While the arguments against Ethernet as a fieldbus are powerful, Ethernet has proven to be a steamroller technology over the past 30 years, overcoming every obstacle, objection, and argument thrown up from competing LANs, WANs, and process control networks. All those proprietary networks are gone, and Ethernet remains. Today, the big dogs are lining up on both sides of the Ethernet fence: Automation IT with its array of big time companies versus the splintered association of squabbling fieldbus vendors. If the fieldbus people could agree and take a united front, they might have a chance against the steamroller.

What about Wireless?
Wireless is coming on the scene faster than a souped-up Corvette. As noted above, 40 vendors exhibited wireless automation products at Hannover Fair.

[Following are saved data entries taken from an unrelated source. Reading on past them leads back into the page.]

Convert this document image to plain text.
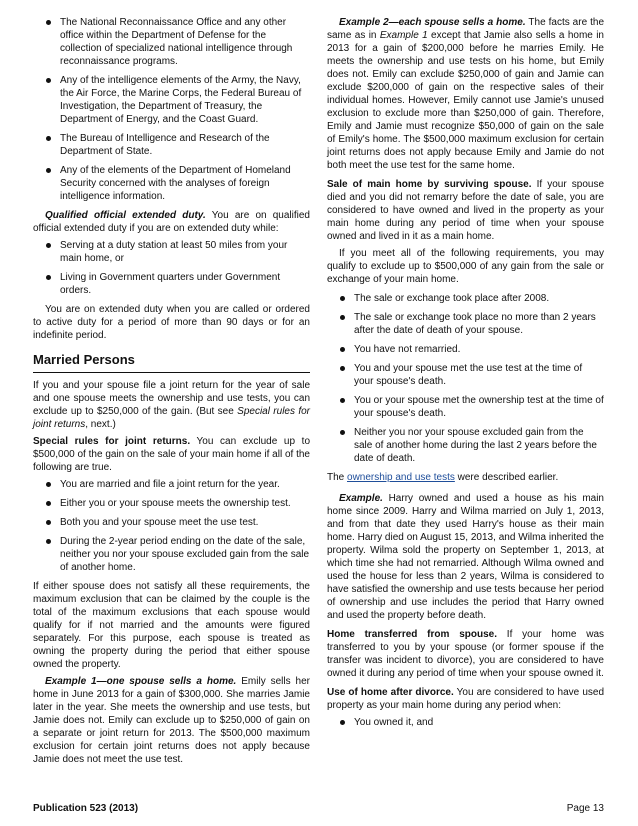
The National Reconnaissance Office and any other office within the Department of Defense for the collection of specialized national intelligence through reconnaissance programs.
Any of the intelligence elements of the Army, the Navy, the Air Force, the Marine Corps, the Federal Bureau of Investigation, the Department of Treasury, the Department of Energy, and the Coast Guard.
The Bureau of Intelligence and Research of the Department of State.
Any of the elements of the Department of Homeland Security concerned with the analyses of foreign intelligence information.

Qualified official extended duty. You are on qualified official extended duty if you are on extended duty while:

Serving at a duty station at least 50 miles from your main home, or
Living in Government quarters under Government orders.

You are on extended duty when you are called or ordered to active duty for a period of more than 90 days or for an indefinite period.

Married Persons

If you and your spouse file a joint return for the year of sale and one spouse meets the ownership and use tests, you can exclude up to $250,000 of the gain. (But see Special rules for joint returns, next.)

Special rules for joint returns. You can exclude up to $500,000 of the gain on the sale of your main home if all of the following are true.

You are married and file a joint return for the year.
Either you or your spouse meets the ownership test.
Both you and your spouse meet the use test.
During the 2-year period ending on the date of the sale, neither you nor your spouse excluded gain from the sale of another home.

If either spouse does not satisfy all these requirements, the maximum exclusion that can be claimed by the couple is the total of the maximum exclusions that each spouse would qualify for if not married and the amounts were figured separately. For this purpose, each spouse is treated as owning the property during the period that either spouse owned the property.

Example 1—one spouse sells a home. Emily sells her home in June 2013 for a gain of $300,000. She marries Jamie later in the year. She meets the ownership and use tests, but Jamie does not. Emily can exclude up to $250,000 of gain on a separate or joint return for 2013. The $500,000 maximum exclusion for certain joint returns does not apply because Jamie does not meet the use test.

Example 2—each spouse sells a home. The facts are the same as in Example 1 except that Jamie also sells a home in 2013 for a gain of $200,000 before he marries Emily. He meets the ownership and use tests on his home, but Emily does not. Emily can exclude $250,000 of gain and Jamie can exclude $200,000 of gain on the respective sales of their individual homes. However, Emily cannot use Jamie's unused exclusion to exclude more than $250,000 of gain. Therefore, Emily and Jamie must recognize $50,000 of gain on the sale of Emily's home. The $500,000 maximum exclusion for certain joint returns does not apply because Emily and Jamie do not both meet the use test for the same home.

Sale of main home by surviving spouse. If your spouse died and you did not remarry before the date of sale, you are considered to have owned and lived in the property as your main home during any period of time when your spouse owned and lived in it as a main home.

If you meet all of the following requirements, you may qualify to exclude up to $500,000 of any gain from the sale or exchange of your main home.

The sale or exchange took place after 2008.
The sale or exchange took place no more than 2 years after the date of death of your spouse.
You have not remarried.
You and your spouse met the use test at the time of your spouse's death.
You or your spouse met the ownership test at the time of your spouse's death.
Neither you nor your spouse excluded gain from the sale of another home during the last 2 years before the date of death.

The ownership and use tests were described earlier.

Example. Harry owned and used a house as his main home since 2009. Harry and Wilma married on July 1, 2013, and from that date they used Harry's house as their main home. Harry died on August 15, 2013, and Wilma inherited the property. Wilma sold the property on September 1, 2013, at which time she had not remarried. Although Wilma owned and used the house for less than 2 years, Wilma is considered to have satisfied the ownership and use tests because her period of ownership and use includes the period that Harry owned and used the property before death.

Home transferred from spouse. If your home was transferred to you by your spouse (or former spouse if the transfer was incident to divorce), you are considered to have owned it during any period of time when your spouse owned it.

Use of home after divorce. You are considered to have used property as your main home during any period when:

You owned it, and
Publication 523 (2013)	Page 13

“Almost all industrial instrument and process control vendors have adopted some form of wireless technology,” says Saunders, of Moore. “Whether it’s 802.11 or some proprietary version boasting better security and throughput, the fact remains that wireless networks will continue to gain momentum throughout the process control sector. Ethernet and wireless Ethernet have become the de facto industrial wiring standard for both process control backbones and factory automation networks. Its ability to handle higher throughput, multiple protocols, low-cost of implementation and multiple vendor support will further allow Ethernet to displace many of the proprietary control networks that once dominated our industry. There’s no doubt that wireless Ethernet will continue its aggressive growth curve within our industry.”

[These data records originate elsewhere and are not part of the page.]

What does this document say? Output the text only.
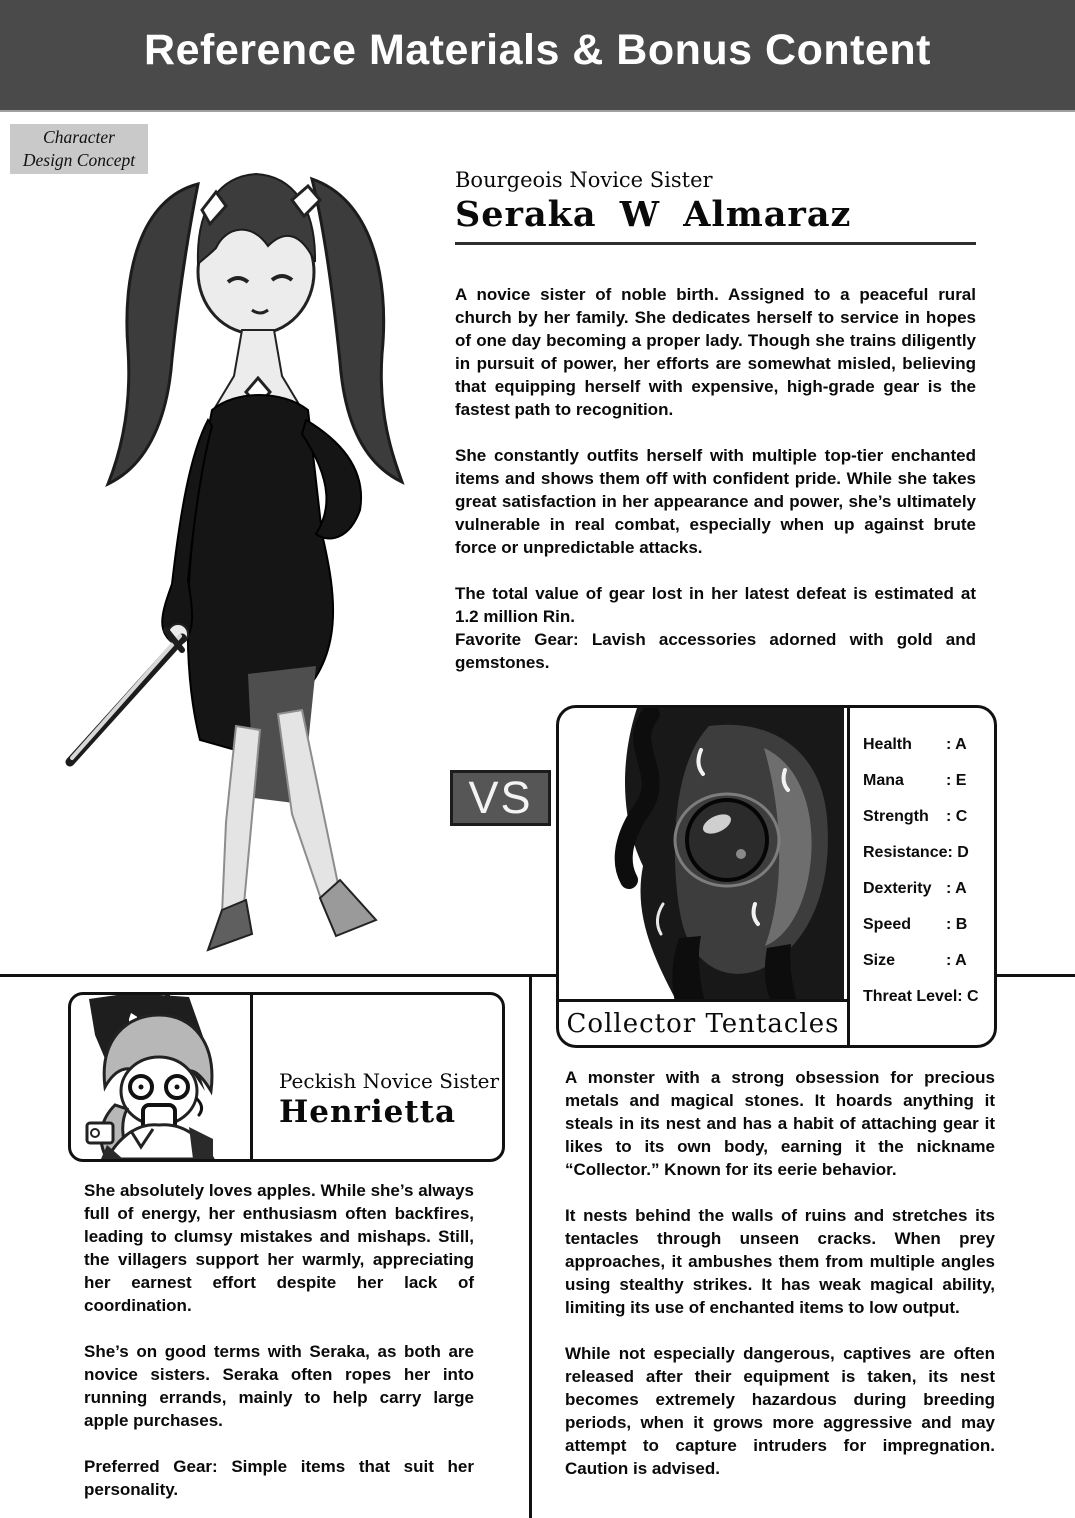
Reference Materials & Bonus Content
Character
Design Concept
Bourgeois Novice Sister
Seraka W Almaraz

A novice sister of noble birth. Assigned to a peaceful rural church by her family. She dedicates herself to service in hopes of one day becoming a proper lady. Though she trains diligently in pursuit of power, her efforts are somewhat misled, believing that equipping herself with expensive, high-grade gear is the fastest path to recognition.

She constantly outfits herself with multiple top-tier enchanted items and shows them off with confident pride. While she takes great satisfaction in her appearance and power, she’s ultimately vulnerable in real combat, especially when up against brute force or unpredictable attacks.

The total value of gear lost in her latest defeat is estimated at 1.2 million Rin.

Favorite Gear: Lavish accessories adorned with gold and gemstones.

VS
Collector Tentacles
Health	: A
Mana	: E
Strength	: C
Resistance : D
Dexterity : A
Speed	: B
Size	: A
Threat Level : C
Peckish Novice Sister
Henrietta

She absolutely loves apples. While she’s always full of energy, her enthusiasm often backfires, leading to clumsy mistakes and mishaps. Still, the villagers support her warmly, appreciating her earnest effort despite her lack of coordination.

She’s on good terms with Seraka, as both are novice sisters. Seraka often ropes her into running errands, mainly to help carry large apple purchases.

Preferred Gear: Simple items that suit her personality.

A monster with a strong obsession for precious metals and magical stones. It hoards anything it steals in its nest and has a habit of attaching gear it likes to its own body, earning it the nickname “Collector.” Known for its eerie behavior.

It nests behind the walls of ruins and stretches its tentacles through unseen cracks. When prey approaches, it ambushes them from multiple angles using stealthy strikes. It has weak magical ability, limiting its use of enchanted items to low output.

While not especially dangerous, captives are often released after their equipment is taken, its nest becomes extremely hazardous during breeding periods, when it grows more aggressive and may attempt to capture intruders for impregnation. Caution is advised.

But will it replace fieldbuses? Not in our lifetimes, says Emerson’s Lansing. “Wireless is a complementary technology to HART and fieldbus, and represents just the physical layer of the communications stack,” she explains. “It’s another ‘pipe’ to move the bits. Wireless Ethernet is actually also complementary, representing the physical and data-link layers. We have to remember that we still need a standard application layer on top of Ethernet, wired or wireless. That’s why almost all communications protocols offer an Ethernet version, such as Foundation fieldbus HSE, Modbus TCP/IP, Ethernet/IP, and Profinet.”

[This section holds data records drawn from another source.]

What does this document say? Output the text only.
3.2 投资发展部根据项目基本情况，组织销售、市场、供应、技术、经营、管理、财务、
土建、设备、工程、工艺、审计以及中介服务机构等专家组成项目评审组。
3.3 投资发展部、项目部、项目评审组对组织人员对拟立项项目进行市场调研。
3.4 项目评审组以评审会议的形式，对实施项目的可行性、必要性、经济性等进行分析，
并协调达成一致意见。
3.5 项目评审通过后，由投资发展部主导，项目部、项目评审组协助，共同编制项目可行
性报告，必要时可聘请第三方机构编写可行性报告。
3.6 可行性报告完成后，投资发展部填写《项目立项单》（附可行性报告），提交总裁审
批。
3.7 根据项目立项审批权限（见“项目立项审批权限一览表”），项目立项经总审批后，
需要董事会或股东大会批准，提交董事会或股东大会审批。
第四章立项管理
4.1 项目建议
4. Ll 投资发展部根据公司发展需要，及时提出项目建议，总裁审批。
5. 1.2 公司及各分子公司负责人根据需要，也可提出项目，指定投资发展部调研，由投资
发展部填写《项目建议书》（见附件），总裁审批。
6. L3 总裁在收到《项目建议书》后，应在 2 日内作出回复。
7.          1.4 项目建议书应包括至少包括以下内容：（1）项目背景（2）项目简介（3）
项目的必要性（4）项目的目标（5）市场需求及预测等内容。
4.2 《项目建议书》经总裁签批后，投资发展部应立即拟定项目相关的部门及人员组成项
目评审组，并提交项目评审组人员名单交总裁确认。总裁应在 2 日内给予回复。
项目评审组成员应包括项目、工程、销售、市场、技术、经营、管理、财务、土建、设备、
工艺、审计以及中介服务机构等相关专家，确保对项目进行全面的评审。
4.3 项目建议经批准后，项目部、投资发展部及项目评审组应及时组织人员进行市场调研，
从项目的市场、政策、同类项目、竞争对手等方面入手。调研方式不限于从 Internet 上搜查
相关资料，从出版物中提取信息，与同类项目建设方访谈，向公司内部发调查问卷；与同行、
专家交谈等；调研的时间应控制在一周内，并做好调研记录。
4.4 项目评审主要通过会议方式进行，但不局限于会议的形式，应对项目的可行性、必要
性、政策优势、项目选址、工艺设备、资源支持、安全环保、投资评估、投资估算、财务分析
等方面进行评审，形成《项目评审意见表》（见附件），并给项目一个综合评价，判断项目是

We have reservations, too. Wireless is a fine way to monitor data and transmit setpoint information, but it may not be suitable for real-time control when response is critical. Too many variables can upset the timing of wireless transmissions, including other wireless traffic, interference, electrical noise, and so on. We have no doubt that these problems will be solved some day, and wireless Ethernet will prove to be a dominant force in fieldbus.

It also seems that industrial vendors ought to look at consumer products as a guide to the future. After all, nearly every electronic consumer product from cell phones to microwave ovens has an embedded computer. For just a few dollars, it’s possible to embed a processor and a Windows CE operating system into every fieldbus device, router, and interface. Such a system would allow any process instrument to support Foundation fieldbus, Profibus, DeviceNet, HART, EtherNet/IP and wireless interfaces, all at the same time, if necessary. It could hold all the protocol stacks, device description (DD) files, EDDL files, FDT files and configuration files that anyone could possibly need.

With such a system, end users would not have to worry about vendors “playing nice” with each other, and they would not have to worry about which fieldbus to buy. The squabbles would be over, and we could all get back to doing process control.